Thoughts on Optimizing the Oracle BI Apps ETL Process

This week I'm working with one of our customers who are in the first phase of implementing the Oracle BI Applications. We're still in the proof of concept phase, and something we'll need to get sorted out before embarking on the project proper is the time that the ETL process takes to run. At the moment it's taking the best part of 48 hours to do a full load, and whilst in practice we'd mostly refresh the warehouse using incremental loads, if we're going to get our development area up and running and able to refresh the development database within a reasonable time, we need to get this down to something more like 12 hours.

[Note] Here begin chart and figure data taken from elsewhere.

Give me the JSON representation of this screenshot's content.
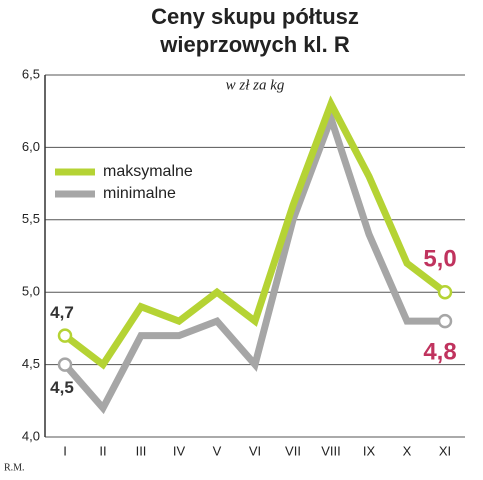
{
  "chart_data": {
    "type": "line",
    "title": [
      "Ceny skupu półtusz",
      "wieprzowych kl. R"
    ],
    "subtitle": "w zł za kg",
    "credit": "R.M.",
    "categories": [
      "I",
      "II",
      "III",
      "IV",
      "V",
      "VI",
      "VII",
      "VIII",
      "IX",
      "X",
      "XI"
    ],
    "series": [
      {
        "name": "maksymalne",
        "color": "#b5d334",
        "values": [
          4.7,
          4.5,
          4.9,
          4.8,
          5.0,
          4.8,
          5.6,
          6.3,
          5.8,
          5.2,
          5.0
        ],
        "value_labels": [
          "4,7",
          null,
          null,
          null,
          null,
          null,
          null,
          null,
          null,
          null,
          "5,0"
        ]
      },
      {
        "name": "minimalne",
        "color": "#a6a6a6",
        "values": [
          4.5,
          4.2,
          4.7,
          4.7,
          4.8,
          4.5,
          5.5,
          6.2,
          5.4,
          4.8,
          4.8
        ],
        "value_labels": [
          "4,5",
          null,
          null,
          null,
          null,
          null,
          null,
          null,
          null,
          null,
          "4,8"
        ]
      }
    ],
    "ylim": [
      4.0,
      6.5
    ],
    "yticks": [
      {
        "value": 4.0,
        "label": "4,0"
      },
      {
        "value": 4.5,
        "label": "4,5"
      },
      {
        "value": 5.0,
        "label": "5,0"
      },
      {
        "value": 5.5,
        "label": "5,5"
      },
      {
        "value": 6.0,
        "label": "6,0"
      },
      {
        "value": 6.5,
        "label": "6,5"
      }
    ],
    "grid": true,
    "legend": "upper left"
  }
}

Now I happen to know that around half of this time is taken up by loading a specific subject area (Accounts Payable), and so strictly for development processes we could of course leave this area out and bring the time to refresh down considerably. But setting this option aside for a moment, how do you go about "tuning" the Oracle BI Apps ETL process? Where do you start, what are the most obvious opportunities to bring the time down, and how do you work out what needs tuning in the first place? Setting aside the customer's particular system aside for a moment, I fired up my BI Apps environment on my laptop, loaded up the Order Management subject area and started a full ETL load.

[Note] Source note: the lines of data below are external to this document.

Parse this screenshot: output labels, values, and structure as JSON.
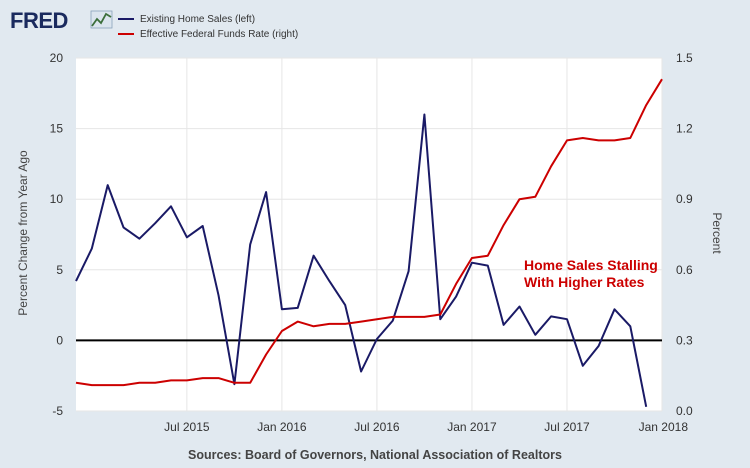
{
  "logo": {
    "text": "FRED"
  },
  "source": "Sources: Board of Governors, National Association of Realtors",
  "colors": {
    "background": "#e1e9f0",
    "plot": "#ffffff",
    "series_left": "#1a1a66",
    "series_right": "#cc0000",
    "zero_line": "#000000"
  },
  "chart_data": {
    "type": "line",
    "left_axis": {
      "label": "Percent Change from Year Ago",
      "range": [
        -5,
        20
      ],
      "ticks": [
        -5,
        0,
        5,
        10,
        15,
        20
      ]
    },
    "right_axis": {
      "label": "Percent",
      "range": [
        0.0,
        1.5
      ],
      "ticks": [
        "0.0",
        "0.3",
        "0.6",
        "0.9",
        "1.2",
        "1.5"
      ]
    },
    "x_axis": {
      "range": [
        "2014-12",
        "2018-01"
      ],
      "ticks": [
        {
          "date": "2015-07",
          "label": "Jul 2015"
        },
        {
          "date": "2016-01",
          "label": "Jan 2016"
        },
        {
          "date": "2016-07",
          "label": "Jul 2016"
        },
        {
          "date": "2017-01",
          "label": "Jan 2017"
        },
        {
          "date": "2017-07",
          "label": "Jul 2017"
        },
        {
          "date": "2018-01",
          "label": "Jan 2018"
        }
      ]
    },
    "grid": true,
    "zero_line": true,
    "legend": {
      "placement": "top-left"
    },
    "series": [
      {
        "name": "Existing Home Sales (left)",
        "axis": "left",
        "x": [
          "2014-12",
          "2015-01",
          "2015-02",
          "2015-03",
          "2015-04",
          "2015-05",
          "2015-06",
          "2015-07",
          "2015-08",
          "2015-09",
          "2015-10",
          "2015-11",
          "2015-12",
          "2016-01",
          "2016-02",
          "2016-03",
          "2016-04",
          "2016-05",
          "2016-06",
          "2016-07",
          "2016-08",
          "2016-09",
          "2016-10",
          "2016-11",
          "2016-12",
          "2017-01",
          "2017-02",
          "2017-03",
          "2017-04",
          "2017-05",
          "2017-06",
          "2017-07",
          "2017-08",
          "2017-09",
          "2017-10",
          "2017-11",
          "2017-12",
          "2018-01"
        ],
        "values": [
          4.2,
          6.5,
          11.0,
          8.0,
          7.2,
          8.3,
          9.5,
          7.3,
          8.1,
          3.2,
          -3.1,
          6.8,
          10.5,
          2.2,
          2.3,
          6.0,
          4.2,
          2.5,
          -2.2,
          0.1,
          1.4,
          4.9,
          16.0,
          1.5,
          3.1,
          5.5,
          5.3,
          1.1,
          2.4,
          0.4,
          1.7,
          1.5,
          -1.8,
          -0.4,
          2.2,
          1.0,
          -4.7,
          null
        ]
      },
      {
        "name": "Effective Federal Funds Rate (right)",
        "axis": "right",
        "x": [
          "2014-12",
          "2015-01",
          "2015-02",
          "2015-03",
          "2015-04",
          "2015-05",
          "2015-06",
          "2015-07",
          "2015-08",
          "2015-09",
          "2015-10",
          "2015-11",
          "2015-12",
          "2016-01",
          "2016-02",
          "2016-03",
          "2016-04",
          "2016-05",
          "2016-06",
          "2016-07",
          "2016-08",
          "2016-09",
          "2016-10",
          "2016-11",
          "2016-12",
          "2017-01",
          "2017-02",
          "2017-03",
          "2017-04",
          "2017-05",
          "2017-06",
          "2017-07",
          "2017-08",
          "2017-09",
          "2017-10",
          "2017-11",
          "2017-12",
          "2018-01"
        ],
        "values": [
          0.12,
          0.11,
          0.11,
          0.11,
          0.12,
          0.12,
          0.13,
          0.13,
          0.14,
          0.14,
          0.12,
          0.12,
          0.24,
          0.34,
          0.38,
          0.36,
          0.37,
          0.37,
          0.38,
          0.39,
          0.4,
          0.4,
          0.4,
          0.41,
          0.54,
          0.65,
          0.66,
          0.79,
          0.9,
          0.91,
          1.04,
          1.15,
          1.16,
          1.15,
          1.15,
          1.16,
          1.3,
          1.41
        ]
      }
    ],
    "annotation": {
      "lines": [
        "Home Sales Stalling",
        "With Higher Rates"
      ]
    }
  }
}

Whilst the load was running, I gave some though as to how I'd approach a BI Apps ETL tuning exercise. Now at the end of the day, whilst there's lots of technology involved in the BI Applications, firstly it's still an ETL process, and secondly it's based around a database, some transactions, some concurrent processes and things that contribute to response time, so it's not going to be too different to tuning any old generic ETL process. Anecdotally, I've heard that there are a fair few specific opportunities to speed up the BI Apps ETL process, including reducing the sample percentage for statistics gathering; removing multi-column key constraints from target fact and dimension tables; "improving" the SQL used to extract from the source tables; ensuring all bitmap indexes are removed from table before they are loaded, and so on. But rather than diving in and trying out lots of options (the old "guess and grimace" approach), its worth taking a more methodological approach to the tuning exercise:

  1. Firstly, we should understand the business context of the ETL process. What subject areas are being loaded (and are they all necessary?). Over how many months and years is the ETL process running (and do we need to go back this far?). Are we doing a full load when it's more realistic to consider incremental loads (i.e. are we worrying unnecessarily?). Which organizational units are being loaded into the warehouse (and do we need to load as many?) ... and so on. Also, let's set the objectives for the tuning exercise - how quickly does it need to load (in hours, minutes); or is the objective to reduce the load time by a certain percentage? Maybe the requirement is not so much around time, maybe it's about reducing the impact of the ETL process on the server, maybe reduce disk I/O or something like that.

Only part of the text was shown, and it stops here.